As dry bean research enters the “omics age,” adaptation of new technologies and methods will advance the selection methods further. Large-scale sequencing projects have already provided reference genomes, and falling costs are improving access to sequence data for more targeted experiments. First described by Elshire et al. (2011), genotyping by sequencing (GBS) can identify thousands of SNPs that may be used for linkage map construction or aligned to a reference genome if desired. Several GBS protocols have recently been published for dry beans with differing restriction enzymes and experimental objectives (Zou et al. 2014; Hart and Griffiths 2015; Ariani et al. 2016; Schröder et al. 2016). Another potential application of affordable sequencing is genomic selection (GS). Relying on dense marker coverage and prediction models, GS attempts to predict superior genotypes based on genomic estimated breeding values. While MAS is useful for improving large-effect, highly heritable traits, genomic selection may facilitate the improvement of polygenic traits like yield and quality characteristics. However, unlike many small grain crops, dry bean GS may be limited by the need for market-class specific training populations, cost-effectiveness, and lack of prior adaptation.
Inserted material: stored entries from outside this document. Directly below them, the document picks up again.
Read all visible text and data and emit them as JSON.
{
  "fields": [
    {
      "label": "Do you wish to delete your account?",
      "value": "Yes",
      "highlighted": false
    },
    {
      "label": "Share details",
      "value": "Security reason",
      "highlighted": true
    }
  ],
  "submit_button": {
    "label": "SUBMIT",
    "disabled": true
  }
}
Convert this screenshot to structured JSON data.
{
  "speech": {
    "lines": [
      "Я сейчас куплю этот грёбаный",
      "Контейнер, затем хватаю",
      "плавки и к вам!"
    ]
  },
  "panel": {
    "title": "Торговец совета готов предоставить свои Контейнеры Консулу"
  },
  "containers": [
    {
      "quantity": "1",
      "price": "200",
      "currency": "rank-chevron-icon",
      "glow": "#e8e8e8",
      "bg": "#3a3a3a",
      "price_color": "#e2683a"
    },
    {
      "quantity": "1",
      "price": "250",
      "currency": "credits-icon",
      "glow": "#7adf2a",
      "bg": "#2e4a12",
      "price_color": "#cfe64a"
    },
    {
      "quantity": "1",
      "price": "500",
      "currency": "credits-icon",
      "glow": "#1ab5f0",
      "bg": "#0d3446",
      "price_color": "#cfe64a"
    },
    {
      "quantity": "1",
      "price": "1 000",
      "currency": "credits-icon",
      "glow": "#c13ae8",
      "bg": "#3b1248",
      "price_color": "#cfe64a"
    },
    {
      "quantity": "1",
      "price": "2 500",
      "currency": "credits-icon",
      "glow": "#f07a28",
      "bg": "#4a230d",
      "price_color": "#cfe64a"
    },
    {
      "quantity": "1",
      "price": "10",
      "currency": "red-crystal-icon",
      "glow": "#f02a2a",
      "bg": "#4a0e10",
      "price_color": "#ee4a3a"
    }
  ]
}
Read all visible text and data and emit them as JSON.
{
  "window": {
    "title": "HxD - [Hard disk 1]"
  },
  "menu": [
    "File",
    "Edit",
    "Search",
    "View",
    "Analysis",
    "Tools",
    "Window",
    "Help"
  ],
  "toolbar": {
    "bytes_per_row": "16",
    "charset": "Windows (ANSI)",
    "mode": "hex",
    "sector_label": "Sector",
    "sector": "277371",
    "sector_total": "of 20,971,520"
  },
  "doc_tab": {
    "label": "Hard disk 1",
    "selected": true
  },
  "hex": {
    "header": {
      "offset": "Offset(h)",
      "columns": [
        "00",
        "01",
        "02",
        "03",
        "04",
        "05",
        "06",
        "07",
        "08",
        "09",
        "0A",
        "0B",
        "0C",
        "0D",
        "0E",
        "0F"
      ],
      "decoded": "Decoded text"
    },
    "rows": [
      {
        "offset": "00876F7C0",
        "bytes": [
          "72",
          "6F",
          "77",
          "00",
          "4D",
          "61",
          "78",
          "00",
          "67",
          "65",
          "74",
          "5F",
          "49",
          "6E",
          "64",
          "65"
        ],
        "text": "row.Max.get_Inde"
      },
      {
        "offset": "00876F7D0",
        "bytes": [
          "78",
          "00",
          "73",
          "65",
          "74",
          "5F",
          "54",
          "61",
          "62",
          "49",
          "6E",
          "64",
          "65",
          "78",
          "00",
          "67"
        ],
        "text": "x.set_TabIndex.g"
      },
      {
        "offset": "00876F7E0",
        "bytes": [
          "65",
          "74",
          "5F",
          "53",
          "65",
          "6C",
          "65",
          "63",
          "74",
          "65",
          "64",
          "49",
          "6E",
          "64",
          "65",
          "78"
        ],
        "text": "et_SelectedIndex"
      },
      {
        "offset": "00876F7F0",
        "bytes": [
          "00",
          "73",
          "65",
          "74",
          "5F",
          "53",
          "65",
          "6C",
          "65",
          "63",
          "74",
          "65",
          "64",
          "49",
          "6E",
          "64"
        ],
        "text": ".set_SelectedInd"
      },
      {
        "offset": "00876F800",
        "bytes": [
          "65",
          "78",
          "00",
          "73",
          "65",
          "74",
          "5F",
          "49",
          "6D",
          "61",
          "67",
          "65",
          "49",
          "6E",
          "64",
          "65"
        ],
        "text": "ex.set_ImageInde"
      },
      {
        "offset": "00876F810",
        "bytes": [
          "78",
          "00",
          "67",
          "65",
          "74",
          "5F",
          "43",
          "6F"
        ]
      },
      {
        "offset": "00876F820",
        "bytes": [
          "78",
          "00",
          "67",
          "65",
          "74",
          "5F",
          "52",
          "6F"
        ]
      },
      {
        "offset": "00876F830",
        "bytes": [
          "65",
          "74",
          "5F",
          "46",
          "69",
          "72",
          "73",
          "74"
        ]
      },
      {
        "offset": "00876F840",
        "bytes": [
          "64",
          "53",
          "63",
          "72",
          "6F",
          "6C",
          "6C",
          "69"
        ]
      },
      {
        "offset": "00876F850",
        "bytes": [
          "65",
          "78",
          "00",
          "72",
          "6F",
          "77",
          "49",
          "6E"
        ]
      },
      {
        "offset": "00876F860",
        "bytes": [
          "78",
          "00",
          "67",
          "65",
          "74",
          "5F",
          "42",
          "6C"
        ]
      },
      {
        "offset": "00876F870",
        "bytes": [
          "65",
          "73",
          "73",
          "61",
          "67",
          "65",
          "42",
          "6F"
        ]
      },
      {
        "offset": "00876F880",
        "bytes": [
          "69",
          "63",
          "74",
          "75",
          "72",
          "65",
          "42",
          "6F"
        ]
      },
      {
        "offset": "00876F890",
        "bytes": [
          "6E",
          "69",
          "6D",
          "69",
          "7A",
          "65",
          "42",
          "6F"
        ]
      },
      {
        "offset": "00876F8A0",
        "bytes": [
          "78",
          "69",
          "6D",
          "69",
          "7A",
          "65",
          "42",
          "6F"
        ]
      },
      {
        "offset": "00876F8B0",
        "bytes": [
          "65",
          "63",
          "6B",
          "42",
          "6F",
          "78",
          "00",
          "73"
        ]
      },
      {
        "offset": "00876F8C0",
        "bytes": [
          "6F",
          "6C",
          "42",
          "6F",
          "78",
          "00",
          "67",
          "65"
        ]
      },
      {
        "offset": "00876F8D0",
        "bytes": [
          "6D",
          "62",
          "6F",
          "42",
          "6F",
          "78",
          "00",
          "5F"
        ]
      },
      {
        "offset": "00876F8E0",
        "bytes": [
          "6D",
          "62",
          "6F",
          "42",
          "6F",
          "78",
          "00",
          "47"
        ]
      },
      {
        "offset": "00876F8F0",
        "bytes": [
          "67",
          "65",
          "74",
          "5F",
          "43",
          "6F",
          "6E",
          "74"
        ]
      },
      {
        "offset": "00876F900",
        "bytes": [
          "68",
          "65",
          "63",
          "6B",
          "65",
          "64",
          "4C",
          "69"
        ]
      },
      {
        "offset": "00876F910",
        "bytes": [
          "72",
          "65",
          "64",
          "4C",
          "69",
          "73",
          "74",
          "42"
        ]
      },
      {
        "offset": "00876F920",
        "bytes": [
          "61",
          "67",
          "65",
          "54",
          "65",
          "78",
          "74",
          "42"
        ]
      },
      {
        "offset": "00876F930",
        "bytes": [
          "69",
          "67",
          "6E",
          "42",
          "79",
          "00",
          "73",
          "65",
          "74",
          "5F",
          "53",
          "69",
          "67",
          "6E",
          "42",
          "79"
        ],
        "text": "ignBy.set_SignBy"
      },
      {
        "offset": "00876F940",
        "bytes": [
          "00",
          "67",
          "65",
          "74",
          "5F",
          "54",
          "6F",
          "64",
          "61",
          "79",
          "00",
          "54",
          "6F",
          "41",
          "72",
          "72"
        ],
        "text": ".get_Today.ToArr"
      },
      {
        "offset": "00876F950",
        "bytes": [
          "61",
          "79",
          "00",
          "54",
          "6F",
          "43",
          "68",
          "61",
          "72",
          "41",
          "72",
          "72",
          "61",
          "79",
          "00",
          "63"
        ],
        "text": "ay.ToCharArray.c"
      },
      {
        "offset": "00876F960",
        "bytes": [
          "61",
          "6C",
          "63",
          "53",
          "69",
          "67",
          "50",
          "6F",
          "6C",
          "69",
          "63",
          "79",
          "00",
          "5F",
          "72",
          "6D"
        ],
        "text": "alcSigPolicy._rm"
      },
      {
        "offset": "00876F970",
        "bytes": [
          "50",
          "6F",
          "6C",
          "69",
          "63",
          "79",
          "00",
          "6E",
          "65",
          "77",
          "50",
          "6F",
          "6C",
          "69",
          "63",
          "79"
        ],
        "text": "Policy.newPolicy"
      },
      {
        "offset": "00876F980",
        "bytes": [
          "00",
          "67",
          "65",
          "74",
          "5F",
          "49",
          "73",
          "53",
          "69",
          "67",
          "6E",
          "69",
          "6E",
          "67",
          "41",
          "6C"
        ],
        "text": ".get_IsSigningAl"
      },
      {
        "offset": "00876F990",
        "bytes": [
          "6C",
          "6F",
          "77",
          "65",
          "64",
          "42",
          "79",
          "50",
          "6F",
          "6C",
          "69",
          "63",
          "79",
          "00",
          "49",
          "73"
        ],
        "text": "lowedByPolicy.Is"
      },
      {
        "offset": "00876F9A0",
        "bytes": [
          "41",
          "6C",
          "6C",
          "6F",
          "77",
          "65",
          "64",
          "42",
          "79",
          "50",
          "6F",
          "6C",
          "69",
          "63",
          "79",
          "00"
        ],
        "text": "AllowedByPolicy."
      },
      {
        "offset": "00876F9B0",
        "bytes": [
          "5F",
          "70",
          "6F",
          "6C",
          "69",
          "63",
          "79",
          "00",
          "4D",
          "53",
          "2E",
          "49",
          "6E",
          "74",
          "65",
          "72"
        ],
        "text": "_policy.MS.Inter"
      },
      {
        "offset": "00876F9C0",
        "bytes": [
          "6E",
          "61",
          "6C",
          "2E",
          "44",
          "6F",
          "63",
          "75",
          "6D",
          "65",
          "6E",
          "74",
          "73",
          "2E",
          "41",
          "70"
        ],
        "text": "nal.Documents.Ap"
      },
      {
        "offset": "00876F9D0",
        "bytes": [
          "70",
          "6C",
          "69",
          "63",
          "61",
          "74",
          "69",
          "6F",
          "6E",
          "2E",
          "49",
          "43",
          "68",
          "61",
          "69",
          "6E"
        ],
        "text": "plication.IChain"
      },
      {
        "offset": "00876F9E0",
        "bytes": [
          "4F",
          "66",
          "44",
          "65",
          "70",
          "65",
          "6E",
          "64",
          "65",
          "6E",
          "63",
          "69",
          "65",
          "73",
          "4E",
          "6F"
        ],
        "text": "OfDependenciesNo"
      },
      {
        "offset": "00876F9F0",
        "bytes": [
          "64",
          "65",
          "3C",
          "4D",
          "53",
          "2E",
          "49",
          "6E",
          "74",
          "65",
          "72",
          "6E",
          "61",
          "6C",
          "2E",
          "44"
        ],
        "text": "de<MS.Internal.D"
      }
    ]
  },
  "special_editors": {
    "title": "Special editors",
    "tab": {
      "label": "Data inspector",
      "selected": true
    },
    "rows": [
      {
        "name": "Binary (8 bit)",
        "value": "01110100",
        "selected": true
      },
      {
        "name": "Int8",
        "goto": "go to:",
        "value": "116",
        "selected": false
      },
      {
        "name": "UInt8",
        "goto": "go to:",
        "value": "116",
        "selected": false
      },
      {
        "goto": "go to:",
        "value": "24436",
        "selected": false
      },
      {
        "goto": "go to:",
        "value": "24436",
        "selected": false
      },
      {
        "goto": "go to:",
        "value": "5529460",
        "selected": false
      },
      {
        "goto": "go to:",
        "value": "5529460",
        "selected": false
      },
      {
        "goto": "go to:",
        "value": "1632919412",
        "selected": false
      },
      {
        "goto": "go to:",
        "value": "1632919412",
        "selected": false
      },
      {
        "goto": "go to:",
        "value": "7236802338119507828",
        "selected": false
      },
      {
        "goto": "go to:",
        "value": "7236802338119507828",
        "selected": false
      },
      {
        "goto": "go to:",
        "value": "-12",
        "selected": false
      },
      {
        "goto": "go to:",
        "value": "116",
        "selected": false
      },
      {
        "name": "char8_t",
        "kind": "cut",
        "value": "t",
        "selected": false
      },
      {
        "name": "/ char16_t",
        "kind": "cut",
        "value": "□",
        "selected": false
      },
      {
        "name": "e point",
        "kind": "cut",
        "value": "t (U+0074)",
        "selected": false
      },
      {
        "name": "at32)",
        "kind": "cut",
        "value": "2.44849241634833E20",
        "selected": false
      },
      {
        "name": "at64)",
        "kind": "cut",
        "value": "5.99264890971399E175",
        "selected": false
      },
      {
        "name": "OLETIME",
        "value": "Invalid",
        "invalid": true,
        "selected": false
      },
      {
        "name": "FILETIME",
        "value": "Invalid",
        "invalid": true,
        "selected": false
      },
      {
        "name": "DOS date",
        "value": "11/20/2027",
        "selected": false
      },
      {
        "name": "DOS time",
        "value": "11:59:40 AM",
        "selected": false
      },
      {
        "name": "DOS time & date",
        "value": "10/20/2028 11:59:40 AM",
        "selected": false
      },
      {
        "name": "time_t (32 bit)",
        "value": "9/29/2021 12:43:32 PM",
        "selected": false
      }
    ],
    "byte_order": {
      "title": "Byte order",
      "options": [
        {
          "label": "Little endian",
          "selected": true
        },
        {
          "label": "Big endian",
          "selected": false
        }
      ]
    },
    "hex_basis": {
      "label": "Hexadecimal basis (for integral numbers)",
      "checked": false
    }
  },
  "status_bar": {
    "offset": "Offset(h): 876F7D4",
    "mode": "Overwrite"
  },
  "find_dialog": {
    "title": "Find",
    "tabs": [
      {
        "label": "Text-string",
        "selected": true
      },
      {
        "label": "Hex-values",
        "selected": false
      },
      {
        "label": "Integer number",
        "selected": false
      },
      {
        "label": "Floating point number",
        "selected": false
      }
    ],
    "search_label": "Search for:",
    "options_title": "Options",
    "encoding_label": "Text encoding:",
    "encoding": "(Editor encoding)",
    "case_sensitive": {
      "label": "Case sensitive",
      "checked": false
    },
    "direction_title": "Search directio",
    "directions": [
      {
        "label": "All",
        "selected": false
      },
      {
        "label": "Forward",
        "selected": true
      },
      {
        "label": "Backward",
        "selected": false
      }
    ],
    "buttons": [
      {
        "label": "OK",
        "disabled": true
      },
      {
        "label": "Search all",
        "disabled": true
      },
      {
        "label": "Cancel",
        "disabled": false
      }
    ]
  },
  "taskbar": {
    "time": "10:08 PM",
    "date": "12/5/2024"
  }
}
Lastly, the accessibility of sequencing can improve upon current microarray genotyping technology by improving SNP coverage and density across the dry bean genome. Microarray “SNP chips” like the BARCBean6K_3 BeadChip (Song et al. 2015) represent an accessible and convenient genotyping platform but may not contain sufficient marker density or polymorphisms needed for modern genetic studies. Identification of genome-wide, polymorphic, gene-based SNPs through sequencing can create a more robust microarray capable of capturing more genetic variation within and across gene pools and market classes. Dry bean breeders and researchers have a long history of utilizing molecular markers. Applications have ranged from the study of species-wide topics like domestication and disease resistance to market class-dependent quality characteristics. As bioinformatics and sequencing technologies have improved over the past decade, the dry bean community has abundant opportunities to further advance dry bean breeding through MAB.